Le Niger, à travers sa société d’État Sopamin, a officiellement exprimé son mécontentement concernant la décision d’Orano de suspendre ses activités d’extraction d’uranium dans le pays. Le groupe français, qui détient une participation majoritaire de 63,4 % dans la Somaïr, a annoncé la suspension de sa production d’uranium au 31 octobre, invoquant des contraintes financières croissantes.
La Sopamin, actionnaire minoritaire de la Somaïr, dénonce un manque de consultation et une violation des principes de gouvernance et de transparence. Dans un document daté du 31 octobre, la société nigérienne souligne que cette suspension, décidée unilatéralement par Orano, rompt les bonnes pratiques attendues entre partenaires industriels.
Les raisons de la suspension d’Orano
Orano justifie cette décision par plusieurs facteurs, notamment le retrait par la junte en juin dernier d’un permis d’exploitation pour le gisement d’Imouraren, l’un des plus importants au monde en termes de potentiel en uranium. Par ailleurs, la fermeture de la frontière entre le Niger et le Bénin complique l’exportation de l’uranium extrait, ce qui représente une contrainte majeure pour la viabilité économique des activités du groupe français dans le pays.
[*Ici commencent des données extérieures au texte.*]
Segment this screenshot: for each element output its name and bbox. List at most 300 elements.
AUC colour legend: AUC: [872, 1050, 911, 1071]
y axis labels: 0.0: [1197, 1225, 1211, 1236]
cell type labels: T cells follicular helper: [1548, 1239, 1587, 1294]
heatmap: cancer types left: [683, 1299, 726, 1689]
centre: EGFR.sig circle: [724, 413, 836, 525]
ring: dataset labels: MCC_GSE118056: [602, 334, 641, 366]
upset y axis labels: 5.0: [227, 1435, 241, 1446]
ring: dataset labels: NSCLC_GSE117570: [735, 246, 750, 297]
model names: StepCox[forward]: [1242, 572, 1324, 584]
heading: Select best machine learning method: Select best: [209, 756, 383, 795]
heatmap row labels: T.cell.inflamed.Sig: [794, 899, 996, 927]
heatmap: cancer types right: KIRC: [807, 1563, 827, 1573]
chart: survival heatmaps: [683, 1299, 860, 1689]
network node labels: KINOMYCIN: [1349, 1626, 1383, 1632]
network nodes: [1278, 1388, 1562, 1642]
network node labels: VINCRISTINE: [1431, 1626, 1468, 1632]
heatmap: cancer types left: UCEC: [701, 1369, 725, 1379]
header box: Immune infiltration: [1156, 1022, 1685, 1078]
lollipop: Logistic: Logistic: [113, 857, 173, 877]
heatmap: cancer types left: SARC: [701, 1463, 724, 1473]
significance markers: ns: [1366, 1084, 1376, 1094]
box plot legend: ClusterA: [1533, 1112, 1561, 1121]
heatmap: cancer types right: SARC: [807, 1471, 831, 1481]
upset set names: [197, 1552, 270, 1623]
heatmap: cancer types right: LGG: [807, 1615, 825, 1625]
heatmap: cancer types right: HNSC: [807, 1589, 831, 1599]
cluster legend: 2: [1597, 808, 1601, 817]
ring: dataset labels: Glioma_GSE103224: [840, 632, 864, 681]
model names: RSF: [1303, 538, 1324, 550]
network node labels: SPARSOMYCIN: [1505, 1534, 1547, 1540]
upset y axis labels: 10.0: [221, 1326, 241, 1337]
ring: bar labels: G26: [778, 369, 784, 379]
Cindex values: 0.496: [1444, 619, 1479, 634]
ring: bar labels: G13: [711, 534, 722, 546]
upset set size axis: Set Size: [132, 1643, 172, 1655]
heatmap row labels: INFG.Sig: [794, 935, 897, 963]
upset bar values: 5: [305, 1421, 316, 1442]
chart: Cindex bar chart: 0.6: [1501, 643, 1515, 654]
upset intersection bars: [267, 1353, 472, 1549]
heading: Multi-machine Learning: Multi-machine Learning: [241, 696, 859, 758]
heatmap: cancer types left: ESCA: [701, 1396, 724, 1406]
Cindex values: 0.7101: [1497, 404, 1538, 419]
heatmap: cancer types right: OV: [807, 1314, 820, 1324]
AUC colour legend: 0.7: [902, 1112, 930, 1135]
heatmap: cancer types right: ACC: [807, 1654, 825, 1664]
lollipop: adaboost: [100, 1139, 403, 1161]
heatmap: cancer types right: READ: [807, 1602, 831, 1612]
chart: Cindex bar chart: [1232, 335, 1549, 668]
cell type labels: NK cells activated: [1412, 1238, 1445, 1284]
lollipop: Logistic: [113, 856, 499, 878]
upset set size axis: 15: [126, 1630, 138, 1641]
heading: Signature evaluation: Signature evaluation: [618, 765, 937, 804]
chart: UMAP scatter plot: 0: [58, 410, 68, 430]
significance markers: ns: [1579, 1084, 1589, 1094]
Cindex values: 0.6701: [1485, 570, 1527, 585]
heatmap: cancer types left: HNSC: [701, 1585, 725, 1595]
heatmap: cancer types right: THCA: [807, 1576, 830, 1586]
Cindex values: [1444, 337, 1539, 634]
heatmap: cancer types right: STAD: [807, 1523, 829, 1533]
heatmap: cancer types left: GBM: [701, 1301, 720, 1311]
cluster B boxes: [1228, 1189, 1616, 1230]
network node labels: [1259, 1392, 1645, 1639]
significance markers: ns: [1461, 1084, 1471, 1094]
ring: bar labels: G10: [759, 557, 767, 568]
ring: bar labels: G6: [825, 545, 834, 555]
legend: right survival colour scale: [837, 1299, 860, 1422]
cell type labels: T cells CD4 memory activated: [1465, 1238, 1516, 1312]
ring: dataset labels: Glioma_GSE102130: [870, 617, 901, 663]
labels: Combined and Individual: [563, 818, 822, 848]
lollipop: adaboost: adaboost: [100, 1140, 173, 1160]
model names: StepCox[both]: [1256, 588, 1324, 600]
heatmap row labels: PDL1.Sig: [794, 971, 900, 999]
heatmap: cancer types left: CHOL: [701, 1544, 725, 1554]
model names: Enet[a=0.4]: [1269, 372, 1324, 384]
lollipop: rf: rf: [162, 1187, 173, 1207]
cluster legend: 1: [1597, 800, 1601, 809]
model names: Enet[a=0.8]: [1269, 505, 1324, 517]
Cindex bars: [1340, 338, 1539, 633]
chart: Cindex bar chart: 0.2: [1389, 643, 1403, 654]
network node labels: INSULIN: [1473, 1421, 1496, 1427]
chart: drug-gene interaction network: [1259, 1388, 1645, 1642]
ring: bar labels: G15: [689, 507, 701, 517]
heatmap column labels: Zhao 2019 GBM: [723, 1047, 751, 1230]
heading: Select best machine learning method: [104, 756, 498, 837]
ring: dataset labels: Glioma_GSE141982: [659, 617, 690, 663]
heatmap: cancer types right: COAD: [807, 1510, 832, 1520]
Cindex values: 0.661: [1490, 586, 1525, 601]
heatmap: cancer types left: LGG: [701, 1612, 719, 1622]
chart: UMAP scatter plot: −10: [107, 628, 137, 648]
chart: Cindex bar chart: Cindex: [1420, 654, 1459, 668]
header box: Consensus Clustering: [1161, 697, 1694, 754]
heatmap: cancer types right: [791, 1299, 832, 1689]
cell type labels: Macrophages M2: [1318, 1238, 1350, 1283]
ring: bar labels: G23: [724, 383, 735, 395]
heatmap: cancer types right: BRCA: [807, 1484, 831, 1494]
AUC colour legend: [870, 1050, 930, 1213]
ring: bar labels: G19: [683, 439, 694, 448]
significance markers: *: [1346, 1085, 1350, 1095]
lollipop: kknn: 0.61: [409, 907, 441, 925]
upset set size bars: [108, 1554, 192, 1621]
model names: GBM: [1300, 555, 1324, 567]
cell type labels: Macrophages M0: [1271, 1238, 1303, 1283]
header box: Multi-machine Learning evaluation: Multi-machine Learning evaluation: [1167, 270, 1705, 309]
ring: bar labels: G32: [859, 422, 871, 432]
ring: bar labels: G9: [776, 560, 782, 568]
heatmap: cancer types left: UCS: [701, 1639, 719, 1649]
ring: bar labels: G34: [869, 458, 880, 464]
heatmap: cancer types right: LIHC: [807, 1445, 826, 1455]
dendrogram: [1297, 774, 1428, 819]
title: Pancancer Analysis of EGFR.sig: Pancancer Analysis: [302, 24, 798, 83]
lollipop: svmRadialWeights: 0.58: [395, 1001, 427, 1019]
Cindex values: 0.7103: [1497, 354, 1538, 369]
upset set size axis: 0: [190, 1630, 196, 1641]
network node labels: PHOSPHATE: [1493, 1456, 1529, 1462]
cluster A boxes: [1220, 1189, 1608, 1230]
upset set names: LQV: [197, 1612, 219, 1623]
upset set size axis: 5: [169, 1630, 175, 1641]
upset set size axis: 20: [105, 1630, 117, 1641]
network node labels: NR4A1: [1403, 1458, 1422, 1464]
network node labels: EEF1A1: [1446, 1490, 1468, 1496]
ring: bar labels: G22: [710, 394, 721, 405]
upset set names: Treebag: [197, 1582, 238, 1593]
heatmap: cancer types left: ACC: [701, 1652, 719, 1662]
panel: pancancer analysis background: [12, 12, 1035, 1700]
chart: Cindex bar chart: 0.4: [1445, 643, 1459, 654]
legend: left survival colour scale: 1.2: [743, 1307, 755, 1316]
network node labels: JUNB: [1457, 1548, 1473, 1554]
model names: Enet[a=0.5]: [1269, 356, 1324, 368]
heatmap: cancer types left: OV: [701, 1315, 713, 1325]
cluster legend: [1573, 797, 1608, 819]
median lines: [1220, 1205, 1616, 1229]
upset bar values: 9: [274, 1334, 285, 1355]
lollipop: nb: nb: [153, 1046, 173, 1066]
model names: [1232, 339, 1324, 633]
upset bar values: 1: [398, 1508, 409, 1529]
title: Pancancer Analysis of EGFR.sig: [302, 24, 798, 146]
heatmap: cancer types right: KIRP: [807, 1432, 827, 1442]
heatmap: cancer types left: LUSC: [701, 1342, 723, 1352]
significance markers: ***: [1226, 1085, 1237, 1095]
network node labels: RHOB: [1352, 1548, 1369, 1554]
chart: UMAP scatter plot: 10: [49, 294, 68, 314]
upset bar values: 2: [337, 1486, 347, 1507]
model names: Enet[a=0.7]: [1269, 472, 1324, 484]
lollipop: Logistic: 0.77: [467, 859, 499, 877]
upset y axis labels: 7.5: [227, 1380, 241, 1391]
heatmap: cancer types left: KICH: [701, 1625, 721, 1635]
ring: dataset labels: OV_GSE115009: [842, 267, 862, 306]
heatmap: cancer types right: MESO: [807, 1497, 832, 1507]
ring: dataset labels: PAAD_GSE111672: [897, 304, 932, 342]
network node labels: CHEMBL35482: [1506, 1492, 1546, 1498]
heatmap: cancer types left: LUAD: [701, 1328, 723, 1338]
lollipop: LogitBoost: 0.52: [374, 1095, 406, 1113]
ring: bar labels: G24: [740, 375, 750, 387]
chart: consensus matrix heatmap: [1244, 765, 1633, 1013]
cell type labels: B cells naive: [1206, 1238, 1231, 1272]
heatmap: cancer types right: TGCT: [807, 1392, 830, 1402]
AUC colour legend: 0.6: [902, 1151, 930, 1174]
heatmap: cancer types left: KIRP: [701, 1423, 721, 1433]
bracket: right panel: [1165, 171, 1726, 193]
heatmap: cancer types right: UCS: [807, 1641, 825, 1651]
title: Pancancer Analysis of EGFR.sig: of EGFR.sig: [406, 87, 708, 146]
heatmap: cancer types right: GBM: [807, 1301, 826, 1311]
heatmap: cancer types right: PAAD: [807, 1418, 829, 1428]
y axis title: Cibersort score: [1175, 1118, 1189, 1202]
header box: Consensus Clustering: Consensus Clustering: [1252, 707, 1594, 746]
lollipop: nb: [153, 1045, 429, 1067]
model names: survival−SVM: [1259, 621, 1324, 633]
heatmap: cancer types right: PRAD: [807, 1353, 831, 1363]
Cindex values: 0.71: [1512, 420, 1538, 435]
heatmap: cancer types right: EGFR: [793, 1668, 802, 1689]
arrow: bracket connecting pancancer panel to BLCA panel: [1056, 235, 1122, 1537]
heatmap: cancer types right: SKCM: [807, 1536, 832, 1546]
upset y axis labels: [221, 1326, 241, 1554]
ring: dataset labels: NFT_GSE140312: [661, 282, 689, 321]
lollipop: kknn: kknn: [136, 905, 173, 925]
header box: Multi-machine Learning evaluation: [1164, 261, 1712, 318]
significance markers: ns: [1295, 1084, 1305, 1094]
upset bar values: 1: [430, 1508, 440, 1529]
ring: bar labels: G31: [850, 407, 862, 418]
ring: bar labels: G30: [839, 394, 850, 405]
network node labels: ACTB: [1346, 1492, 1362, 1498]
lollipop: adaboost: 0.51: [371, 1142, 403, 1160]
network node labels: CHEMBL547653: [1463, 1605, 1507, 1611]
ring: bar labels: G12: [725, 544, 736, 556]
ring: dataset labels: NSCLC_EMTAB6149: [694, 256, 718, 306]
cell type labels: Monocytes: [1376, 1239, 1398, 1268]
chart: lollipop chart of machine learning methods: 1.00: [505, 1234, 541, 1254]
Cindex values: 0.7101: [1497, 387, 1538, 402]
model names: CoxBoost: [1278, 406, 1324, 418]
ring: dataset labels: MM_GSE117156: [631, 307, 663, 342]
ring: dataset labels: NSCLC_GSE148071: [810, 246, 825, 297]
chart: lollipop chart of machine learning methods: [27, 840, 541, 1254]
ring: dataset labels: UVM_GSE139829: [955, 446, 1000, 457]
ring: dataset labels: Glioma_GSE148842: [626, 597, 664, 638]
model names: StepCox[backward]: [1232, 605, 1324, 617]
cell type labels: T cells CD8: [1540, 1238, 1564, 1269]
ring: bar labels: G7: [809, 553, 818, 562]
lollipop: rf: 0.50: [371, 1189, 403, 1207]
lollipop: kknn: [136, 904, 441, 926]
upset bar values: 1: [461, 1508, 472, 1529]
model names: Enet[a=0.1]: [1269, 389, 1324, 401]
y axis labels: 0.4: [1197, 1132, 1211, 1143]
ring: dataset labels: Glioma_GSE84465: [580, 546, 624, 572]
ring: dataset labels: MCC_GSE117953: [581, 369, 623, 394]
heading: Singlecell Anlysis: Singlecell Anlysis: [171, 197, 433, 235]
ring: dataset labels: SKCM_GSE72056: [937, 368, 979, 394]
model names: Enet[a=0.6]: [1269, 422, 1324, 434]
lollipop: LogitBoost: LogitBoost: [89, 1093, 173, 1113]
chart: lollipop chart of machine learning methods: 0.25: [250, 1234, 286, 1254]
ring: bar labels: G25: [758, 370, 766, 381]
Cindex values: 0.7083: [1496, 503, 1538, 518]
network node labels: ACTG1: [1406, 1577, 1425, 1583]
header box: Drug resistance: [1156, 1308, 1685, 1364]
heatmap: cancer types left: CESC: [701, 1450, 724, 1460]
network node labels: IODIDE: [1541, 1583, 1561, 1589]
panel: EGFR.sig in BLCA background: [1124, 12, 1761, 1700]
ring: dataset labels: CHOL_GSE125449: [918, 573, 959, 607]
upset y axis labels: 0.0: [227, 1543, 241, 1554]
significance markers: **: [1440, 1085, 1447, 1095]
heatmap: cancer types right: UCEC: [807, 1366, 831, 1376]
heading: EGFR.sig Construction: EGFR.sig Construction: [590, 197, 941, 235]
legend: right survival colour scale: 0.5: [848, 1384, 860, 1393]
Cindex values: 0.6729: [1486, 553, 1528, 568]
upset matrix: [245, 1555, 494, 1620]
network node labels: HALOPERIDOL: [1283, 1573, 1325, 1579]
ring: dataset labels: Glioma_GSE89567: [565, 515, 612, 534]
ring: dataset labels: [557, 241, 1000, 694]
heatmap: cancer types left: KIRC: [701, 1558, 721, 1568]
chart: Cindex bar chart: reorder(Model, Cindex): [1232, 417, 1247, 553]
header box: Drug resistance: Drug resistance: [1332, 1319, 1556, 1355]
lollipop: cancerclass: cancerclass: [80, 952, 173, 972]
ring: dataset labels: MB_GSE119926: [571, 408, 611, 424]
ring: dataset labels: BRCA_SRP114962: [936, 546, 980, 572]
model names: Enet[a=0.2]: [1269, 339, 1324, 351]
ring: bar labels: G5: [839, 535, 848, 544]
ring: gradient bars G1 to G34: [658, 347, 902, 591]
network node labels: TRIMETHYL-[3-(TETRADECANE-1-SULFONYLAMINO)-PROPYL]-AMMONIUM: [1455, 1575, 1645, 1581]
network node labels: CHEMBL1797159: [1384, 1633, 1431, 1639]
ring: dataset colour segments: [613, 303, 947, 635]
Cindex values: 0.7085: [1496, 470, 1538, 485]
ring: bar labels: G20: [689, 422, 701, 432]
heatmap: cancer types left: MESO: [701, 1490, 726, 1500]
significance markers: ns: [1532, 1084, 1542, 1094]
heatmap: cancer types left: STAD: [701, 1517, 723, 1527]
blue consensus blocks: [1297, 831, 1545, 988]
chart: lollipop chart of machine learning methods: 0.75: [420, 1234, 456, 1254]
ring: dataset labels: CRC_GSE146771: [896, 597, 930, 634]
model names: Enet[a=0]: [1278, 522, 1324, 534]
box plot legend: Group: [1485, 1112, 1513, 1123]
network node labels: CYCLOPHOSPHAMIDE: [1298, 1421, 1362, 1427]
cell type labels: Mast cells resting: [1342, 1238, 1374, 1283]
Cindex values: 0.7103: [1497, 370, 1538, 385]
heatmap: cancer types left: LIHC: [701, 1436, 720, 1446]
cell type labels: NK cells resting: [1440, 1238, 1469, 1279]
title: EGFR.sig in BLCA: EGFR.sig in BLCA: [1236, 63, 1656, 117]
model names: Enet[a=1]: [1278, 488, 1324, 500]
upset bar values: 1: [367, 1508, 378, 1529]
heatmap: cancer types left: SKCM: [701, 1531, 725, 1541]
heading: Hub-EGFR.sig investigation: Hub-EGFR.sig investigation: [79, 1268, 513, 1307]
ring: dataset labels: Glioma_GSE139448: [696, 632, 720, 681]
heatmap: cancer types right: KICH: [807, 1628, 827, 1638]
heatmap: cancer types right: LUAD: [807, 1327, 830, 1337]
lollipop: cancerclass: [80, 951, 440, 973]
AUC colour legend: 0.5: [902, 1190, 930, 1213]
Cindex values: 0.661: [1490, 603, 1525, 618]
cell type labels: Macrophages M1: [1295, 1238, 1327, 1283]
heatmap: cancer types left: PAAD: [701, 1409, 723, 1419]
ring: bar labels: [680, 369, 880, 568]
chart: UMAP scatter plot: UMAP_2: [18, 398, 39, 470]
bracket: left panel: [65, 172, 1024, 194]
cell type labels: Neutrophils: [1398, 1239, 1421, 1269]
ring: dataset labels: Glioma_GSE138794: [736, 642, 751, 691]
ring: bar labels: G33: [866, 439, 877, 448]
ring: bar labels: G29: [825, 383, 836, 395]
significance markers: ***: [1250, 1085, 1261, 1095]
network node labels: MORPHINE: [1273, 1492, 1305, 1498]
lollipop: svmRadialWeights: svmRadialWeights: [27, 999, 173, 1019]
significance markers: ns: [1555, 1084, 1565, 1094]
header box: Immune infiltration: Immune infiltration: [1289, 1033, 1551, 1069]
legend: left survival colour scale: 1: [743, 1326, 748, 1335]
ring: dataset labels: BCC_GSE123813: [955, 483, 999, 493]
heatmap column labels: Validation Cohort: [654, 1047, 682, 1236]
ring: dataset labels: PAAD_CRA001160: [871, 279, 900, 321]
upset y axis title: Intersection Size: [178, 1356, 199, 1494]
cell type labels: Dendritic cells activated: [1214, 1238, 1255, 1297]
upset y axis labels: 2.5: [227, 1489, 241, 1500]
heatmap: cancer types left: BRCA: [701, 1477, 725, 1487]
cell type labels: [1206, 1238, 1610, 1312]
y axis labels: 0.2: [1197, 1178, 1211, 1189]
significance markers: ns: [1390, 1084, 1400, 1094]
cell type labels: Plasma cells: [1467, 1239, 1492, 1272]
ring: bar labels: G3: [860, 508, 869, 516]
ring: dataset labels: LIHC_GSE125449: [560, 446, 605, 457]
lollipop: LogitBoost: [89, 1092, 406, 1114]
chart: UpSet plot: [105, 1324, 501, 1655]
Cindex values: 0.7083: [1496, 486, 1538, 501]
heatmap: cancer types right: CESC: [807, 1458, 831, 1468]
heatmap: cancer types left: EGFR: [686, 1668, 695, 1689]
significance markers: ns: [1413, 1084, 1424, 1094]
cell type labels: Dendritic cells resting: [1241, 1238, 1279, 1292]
En réponse aux contraintes imposées par les autorités nigériennes, Orano a proposé d’acheminer l’uranium extrait vers la France ou la Namibie, deux marchés potentiels. Toutefois, selon le groupe, cette alternative n’a reçu aucune réponse de la part des autorités de Niamey, ce qui a précipité la décision de suspension des activités de la Somaïr.
Les mesures de la junte nigérienne pour maintenir l’activité
Pour pallier l’arrêt des opérations d’Orano, le Niger a annoncé son intention d’acheter 210 tonnes d’uranium, via Sopamin, dans le but de soutenir l’activité de la Somaïr. Le gouvernement nigérien affirme qu’il s’agit d’une mesure transitoire pour assurer la continuité de la production d’uranium dans le pays, malgré les blocages imposés par la suspension des exportations. En effet, 1 050 tonnes d’uranium, soit environ la moitié de la production annuelle moyenne de la Somaïr, restent actuellement en stock et sont estimées à une valeur marchande de 300 millions d’euros.
Un contexte de tension et de diversification des partenaires
Depuis le coup d’État de juillet 2023, le gouvernement militaire nigérien a exprimé à plusieurs reprises sa volonté de revoir les conditions d’exploitation des ressources naturelles par les sociétés étrangères. Cette démarche s’inscrit dans une volonté de revaloriser les bénéfices nationaux des richesses naturelles du pays, en particulier dans le secteur stratégique de l’uranium, dont le Niger est l’un des plus grands producteurs mondiaux.
En septembre, le Niger a fait un pas de plus en direction de l’indépendance en approuvant la création de la « Timersoi National Uranium Company » (TNUC), une nouvelle société d’État dédiée à l’exploitation de l’uranium. Cette initiative traduit une ambition de renforcer le contrôle étatique sur les ressources naturelles et pourrait annoncer un changement d’orientation stratégique dans le secteur de l’énergie nucléaire.
Le rôle historique d’Orano dans l’industrie de l’uranium au Niger
Présent au Niger depuis 1971, Orano est un acteur historique de l’extraction d’uranium dans le pays. Le groupe français a cessé ses opérations sur le site de la Compagnie des mines d’Akokan (Cominak) en 2021, laissant la Somaïr comme dernier site en activité. La relation entre Orano et le Niger reste marquée par des décennies de coopération, mais également par des tensions récurrentes autour de la répartition des bénéfices issus des ressources naturelles.
Pour Orano, la situation actuelle soulève des questions stratégiques et économiques quant à son implication future au Niger. Le blocage des exportations, associé à l’instabilité politique, pourrait amener le groupe à reconsidérer sa position dans la région, alors que la junte nigérienne explore de nouveaux partenariats avec d’autres puissances, dont la Russie et l’Iran.